I facilitate peer groups for IT operations managers, service delivery managers, and other leaders of managed service providers (MSPs). I help these groups share best practices and collaborate on solving common problems.
Every MSP peer group meeting includes a useful “Lesson of the Day.” One of these valuable lessons is how to have difficult conversations with employees.
To tackle this subject, I use a confrontation model developed by Susan Scott, as described in her book, Fierce Conversations.
As an MSP manager, your leadership will inevitably be tested by difficult situations with employees. Knowing how to hold effective conversations in these challenging moments is crucial to maintaining a collaborative, productive workplace.
A difficult workplace conversation has three main parts: Your initial statement, your interaction with the employee, and your resolution process.
1. Your Initial Statement: Set the Tone
Your initial statement sets the stage for the difficult conversation. You need to be clear, direct, and truthful, but also empathetic, emphasizing that you want to find a solution that benefits the employee as well as the team. Your goal is to create a relaxed atmosphere for constructive communication.
Your initial statement should also be concise—no more than one minute. So rehearse what you’re going to say.
An effective initial statement includes eight elements:
- Thank the employee for meeting.
- Briefly name the issue.
- Provide specific examples of the issue.

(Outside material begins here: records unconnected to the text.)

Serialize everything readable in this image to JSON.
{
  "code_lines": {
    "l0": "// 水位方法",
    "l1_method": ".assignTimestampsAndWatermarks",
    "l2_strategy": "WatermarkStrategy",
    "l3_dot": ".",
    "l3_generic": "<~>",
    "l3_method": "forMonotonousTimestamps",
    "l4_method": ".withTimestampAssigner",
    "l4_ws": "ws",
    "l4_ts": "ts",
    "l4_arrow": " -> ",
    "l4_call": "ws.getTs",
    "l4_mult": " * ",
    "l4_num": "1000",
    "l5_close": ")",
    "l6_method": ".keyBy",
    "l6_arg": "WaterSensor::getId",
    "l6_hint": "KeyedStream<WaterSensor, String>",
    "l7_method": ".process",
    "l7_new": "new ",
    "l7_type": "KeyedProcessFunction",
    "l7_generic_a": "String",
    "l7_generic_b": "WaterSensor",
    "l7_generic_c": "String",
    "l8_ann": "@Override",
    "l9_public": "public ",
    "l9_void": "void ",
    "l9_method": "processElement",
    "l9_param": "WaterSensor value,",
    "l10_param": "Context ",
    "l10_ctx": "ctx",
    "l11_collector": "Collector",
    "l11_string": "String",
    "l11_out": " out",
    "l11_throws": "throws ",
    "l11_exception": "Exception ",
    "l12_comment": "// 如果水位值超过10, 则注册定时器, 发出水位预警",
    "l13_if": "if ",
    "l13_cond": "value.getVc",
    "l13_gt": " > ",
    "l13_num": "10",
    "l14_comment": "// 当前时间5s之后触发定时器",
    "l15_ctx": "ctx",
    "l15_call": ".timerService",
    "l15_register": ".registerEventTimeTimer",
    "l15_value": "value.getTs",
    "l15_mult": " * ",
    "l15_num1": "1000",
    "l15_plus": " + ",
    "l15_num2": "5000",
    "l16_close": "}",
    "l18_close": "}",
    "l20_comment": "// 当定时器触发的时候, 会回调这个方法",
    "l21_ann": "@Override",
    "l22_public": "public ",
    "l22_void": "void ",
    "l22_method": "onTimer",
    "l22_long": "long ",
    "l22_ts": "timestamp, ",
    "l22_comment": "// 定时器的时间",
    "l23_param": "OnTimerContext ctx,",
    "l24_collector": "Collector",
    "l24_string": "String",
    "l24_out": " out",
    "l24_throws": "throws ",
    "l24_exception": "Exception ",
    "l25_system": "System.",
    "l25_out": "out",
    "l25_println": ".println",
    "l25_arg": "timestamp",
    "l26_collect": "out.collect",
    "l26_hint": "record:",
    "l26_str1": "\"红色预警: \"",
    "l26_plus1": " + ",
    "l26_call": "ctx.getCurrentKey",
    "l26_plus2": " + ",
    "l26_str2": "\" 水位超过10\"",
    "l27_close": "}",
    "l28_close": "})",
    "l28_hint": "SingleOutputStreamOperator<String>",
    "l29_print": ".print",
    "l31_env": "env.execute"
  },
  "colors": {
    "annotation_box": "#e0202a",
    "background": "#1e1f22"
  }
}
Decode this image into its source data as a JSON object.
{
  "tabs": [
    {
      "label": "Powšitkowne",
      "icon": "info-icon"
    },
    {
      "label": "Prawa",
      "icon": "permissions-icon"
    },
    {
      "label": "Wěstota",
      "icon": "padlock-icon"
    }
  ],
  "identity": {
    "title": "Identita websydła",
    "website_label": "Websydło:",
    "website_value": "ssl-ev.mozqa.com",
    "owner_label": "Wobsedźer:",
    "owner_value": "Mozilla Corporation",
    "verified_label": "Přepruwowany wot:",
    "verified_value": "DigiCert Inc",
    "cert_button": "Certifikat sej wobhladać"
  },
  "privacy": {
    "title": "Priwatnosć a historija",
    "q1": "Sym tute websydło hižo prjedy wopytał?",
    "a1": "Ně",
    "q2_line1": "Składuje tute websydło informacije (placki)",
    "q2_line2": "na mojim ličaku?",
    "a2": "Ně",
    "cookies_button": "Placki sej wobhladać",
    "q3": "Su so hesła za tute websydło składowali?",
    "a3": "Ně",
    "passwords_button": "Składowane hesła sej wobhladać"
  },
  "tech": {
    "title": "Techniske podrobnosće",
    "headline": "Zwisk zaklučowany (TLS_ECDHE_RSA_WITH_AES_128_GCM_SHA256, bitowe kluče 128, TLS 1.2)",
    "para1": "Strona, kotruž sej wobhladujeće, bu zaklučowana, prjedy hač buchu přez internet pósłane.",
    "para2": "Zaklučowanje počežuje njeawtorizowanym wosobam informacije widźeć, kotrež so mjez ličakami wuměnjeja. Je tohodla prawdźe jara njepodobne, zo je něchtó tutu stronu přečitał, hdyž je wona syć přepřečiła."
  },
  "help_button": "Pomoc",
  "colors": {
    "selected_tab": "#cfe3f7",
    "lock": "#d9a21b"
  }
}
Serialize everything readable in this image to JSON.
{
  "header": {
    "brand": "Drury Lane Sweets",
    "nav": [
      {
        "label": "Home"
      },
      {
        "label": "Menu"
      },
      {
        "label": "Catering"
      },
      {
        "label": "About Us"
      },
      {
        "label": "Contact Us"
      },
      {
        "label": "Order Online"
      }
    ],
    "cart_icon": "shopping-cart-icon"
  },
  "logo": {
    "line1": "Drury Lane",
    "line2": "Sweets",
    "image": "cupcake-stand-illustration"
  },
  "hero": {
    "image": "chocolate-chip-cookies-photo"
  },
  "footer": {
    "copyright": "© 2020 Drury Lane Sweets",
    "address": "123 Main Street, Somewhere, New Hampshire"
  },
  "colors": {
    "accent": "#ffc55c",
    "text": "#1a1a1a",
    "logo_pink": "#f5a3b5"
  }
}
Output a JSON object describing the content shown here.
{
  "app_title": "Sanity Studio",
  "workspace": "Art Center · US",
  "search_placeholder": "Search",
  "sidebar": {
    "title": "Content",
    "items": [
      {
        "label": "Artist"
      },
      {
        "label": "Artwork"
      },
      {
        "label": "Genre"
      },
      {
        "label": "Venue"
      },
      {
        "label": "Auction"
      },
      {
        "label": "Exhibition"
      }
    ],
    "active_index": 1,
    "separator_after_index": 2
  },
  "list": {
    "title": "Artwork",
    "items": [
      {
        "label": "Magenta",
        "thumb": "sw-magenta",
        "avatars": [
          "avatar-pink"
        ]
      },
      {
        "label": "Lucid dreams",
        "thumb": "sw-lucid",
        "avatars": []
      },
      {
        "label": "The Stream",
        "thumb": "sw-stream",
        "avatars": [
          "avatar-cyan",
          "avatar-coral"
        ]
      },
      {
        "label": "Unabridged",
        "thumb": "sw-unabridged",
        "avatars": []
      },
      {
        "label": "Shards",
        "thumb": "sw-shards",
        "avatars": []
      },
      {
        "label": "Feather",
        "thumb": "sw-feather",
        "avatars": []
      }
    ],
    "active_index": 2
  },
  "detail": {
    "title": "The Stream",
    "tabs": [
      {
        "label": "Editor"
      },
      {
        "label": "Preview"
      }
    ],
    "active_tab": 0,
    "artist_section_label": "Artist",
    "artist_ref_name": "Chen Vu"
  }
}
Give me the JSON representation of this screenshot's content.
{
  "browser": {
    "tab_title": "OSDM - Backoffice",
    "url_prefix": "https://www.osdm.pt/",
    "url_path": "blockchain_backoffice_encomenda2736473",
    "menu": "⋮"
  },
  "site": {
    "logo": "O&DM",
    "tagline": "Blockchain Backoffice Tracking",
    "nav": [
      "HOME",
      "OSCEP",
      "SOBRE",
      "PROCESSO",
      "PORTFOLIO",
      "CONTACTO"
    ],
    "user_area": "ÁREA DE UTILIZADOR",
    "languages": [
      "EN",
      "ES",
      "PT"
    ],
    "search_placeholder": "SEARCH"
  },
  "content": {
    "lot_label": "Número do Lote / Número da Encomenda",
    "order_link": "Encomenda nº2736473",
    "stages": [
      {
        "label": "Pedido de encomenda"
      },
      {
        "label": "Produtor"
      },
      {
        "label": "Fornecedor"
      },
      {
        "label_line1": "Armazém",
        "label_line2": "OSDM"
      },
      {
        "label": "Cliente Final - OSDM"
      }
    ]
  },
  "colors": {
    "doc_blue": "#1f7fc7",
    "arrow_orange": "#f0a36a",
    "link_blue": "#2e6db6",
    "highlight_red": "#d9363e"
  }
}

- Describe how you feel about the issue.
- Explain why the issue is important to you and the organization.
- Note how you might have contributed to the issue.
- Show that you want to resolve the issue together with the employee.
- Invite the employee to explain how they feel.
Example: “Thanks for sitting down with me today. I just wanted to chat with you about being late for work, which has been happening too often. Like last week, you were more than 15 minutes late to the office on [days], and you were also late to your [day of week] appointment with [client]. When we don’t know if you’ll be on time, it’s stressful for me and the whole team. We don’t know if we’ll need to pick up the slack, and we worry that our client relationships might get damaged. And look, if I’ve contributed to this issue in any way, I apologize. But now I just want to help you address the issue and be the best teammate you can be. Can you help me understand why the lateness is happening, from your perspective? I want to listen and understand.”
2. Your Interaction with the Employee: Use Carefully Framed Questions
How you interact with an employee during a difficult conversations can make the difference between a positive and negative outcome.
Don’t make assumptions or accusations. Instead, ask open-ended questions that encourage the employee to explain their view—and then LISTEN.
This approach will make the employee feel heard and respected, and it will help you gather information to understand the root causes of the issue.
Frame your questions with softening phrases like:
- “I’m wondering…”
- “I’m confused about…”
- “I get the sense that ___; am I off-base here?”
- “Can you share the challenges you’re facing with…?”
- “Can you walk me through your perspective on…?”
- “In your view, what could help us…?”
Be kind. Acknowledge and understand your employee’s perspective. But don’t accept excuses, blame on others, or long, complicated explanations. Focus on the employee’s behavior and accountability.
3. Your Resolution Process: Moving Forward Together
After a thorough give-and-take discussion, look for a mutually agreeable (and beneficial) resolution. Acknowledge the value of the employee’s input, and focus on learning from the situation and devising specific strategies and actions to address the issue.
To reach an effective resolution, you need to answer key questions like:
- What have we learned?
- Do we need to address anything that we haven’t talked about?
- How can we move forward positively from here?
- What do we need to do to address the issue—what can we agree to commit to, specifically?
If the employee is not comfortable with the resolution agreement, give them a day or two to propose a better one.
After agreeing on a path to resolve the issue, set a follow-up meeting to review the employee’s progress. (A two-week interval often works well, with an informal, unscheduled check-in after one week.)
As an MSP manager, you’re bound to have difficult conversations with employees. But you can use a three-part process to guide you through these conversations and reach a positive outcome.
Part 1 is your brief initial statement. In 60 seconds, lay out the specific issue (with examples), explain your feelings, note the organizational impact, apologize if you contributed in any way, express your desire to work with the employee to resolve the issue, and ask the employee to share how they feel.
Part 2 is your interaction with the employee. Don’t make assumptions or accusations. Ask open-ended questions framed by softening phrases. Then listen carefully to understand the employee’s viewpoint and get to the issue’s root causes. And don’t accept excuses—focus on the employee’s accountability.
Part 3 is your resolution process. By asking key questions in a give-and-take discussion, reach an agreement with the employee on specific strategies and actions to resolve the issue. Then follow up with the employee to help them achieve a favorable outcome.